Born Arlene Bracero-Vallejo in Brooklyn to a military family, she spent her early childhood in Germany before returning to New York. She describes a childhood shaped by frequent moves, and a close-knit family. “We traveled to Germany, military-style, and I was raised there until I was about 8 years old,” she explained.

After returning to Brooklyn, her family lived with her grandparents before settling in Manhattan’s Lower East Side projects. Her father was a sergeant in the army, and Gomez remembers her upbringing as lower income. In 1972, after she married Ivan Gomez, now 75, they moved to Baldwin, where they raised two sons.

Arlene credits her early interest in art to inspiring teachers and mentors.

“I had a teacher there that inspired me with her art,” she recalls of her junior high years JHS 60 Beha on the Lower East Side. While at Washington Irving High School she attended summer programs in art at Pratt and Cooper Union, and later studied design at the Fashion Institute of Technology, launching a career in textile design that lasted 15 years.

Her work in textiles took her to studios and mills across the country, where she created designs and ensured that clients got “exactly the color that he or she wanted.”

Gomez took a break from her career to raise her children, and returned to freelance work once they were older. Art, however, was always part of her life. She continued sketching and painting, but it wasn’t until she joined the Baldwin Senior Citizens Club’s oil painting group six years ago that she began to take landscape art more seriously.

Her landscapes are inspired by the natural world around her.
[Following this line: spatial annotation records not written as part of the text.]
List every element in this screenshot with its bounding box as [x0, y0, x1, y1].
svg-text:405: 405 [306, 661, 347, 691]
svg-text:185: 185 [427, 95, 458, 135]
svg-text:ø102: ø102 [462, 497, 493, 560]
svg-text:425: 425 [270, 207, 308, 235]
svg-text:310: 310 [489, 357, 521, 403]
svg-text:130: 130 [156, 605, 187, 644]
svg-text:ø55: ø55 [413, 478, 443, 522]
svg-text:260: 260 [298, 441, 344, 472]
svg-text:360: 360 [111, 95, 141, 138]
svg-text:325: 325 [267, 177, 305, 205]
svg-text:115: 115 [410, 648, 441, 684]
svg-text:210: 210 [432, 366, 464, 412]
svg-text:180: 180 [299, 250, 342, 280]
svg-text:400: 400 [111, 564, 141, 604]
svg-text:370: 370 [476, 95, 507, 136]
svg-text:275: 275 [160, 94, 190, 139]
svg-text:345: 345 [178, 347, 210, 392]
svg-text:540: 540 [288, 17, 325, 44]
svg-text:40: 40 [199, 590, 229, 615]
She is drawn to the “rich colors that nature gives us,” she said, and strives to “put my own expression to it.” Landscapes are, for Gomez, a way to feel “more free and appreciative to what the Lord has given us.”

She finds still lifes less compelling, saying, “Still life you can, you know, put a pot and some vegetables or flowers and, you know, it’s just OK, it’s there. But nature itself, it’s mysterious and beautiful at the same time, and still dangerous.”

One of her favorite works was inspired by a photo her nephew took upstate. She was captivated by fog coming in over the hills, and enhanced the scene with her own colors and vision.

Gomez’s sense of belonging has evolved over time. Growing up in New York City, she was always surrounded by family. “We lived with them in their brownstone,” she says of her grandparents describing a childhood where she was rarely alone. Safety and community were paramount, and she noted that “everybody watched over everyone else.”

Today, she said, that sense of community is harder to find, especially in the city.

Her multicultural background sometimes made her feel like an outsider. She recalls not being “accepted by my own because I was fair” and having a “little German accent” as a child. But over time, she learned to navigate multiple languages and cultures, speaking German, Italian and Spanish as well as English, she said.

Having her art displayed in Freeport is deeply meaningful for Gomez. “It made me feel welcome,” she said. “It made me feel I belong to, in other words, to a tribe.”

As she grows older, she finds comfort in her heritage and the community she has found through art, and Baldwin, and Long Island, offer a sense of safety and beauty that she treasures. “It’s beautiful — you see a lot of nature,” she said. “It’s not a lot of concrete, like in the city. The people are very friendly. I just feel safe, and it was great for my sons to grow up.”

It’s the perfect setting for an artist whose work is rooted in the landscapes around her, and this month the Art Alcove at the Rec Center will be the perfect place to see the world through Gomez’s eyes.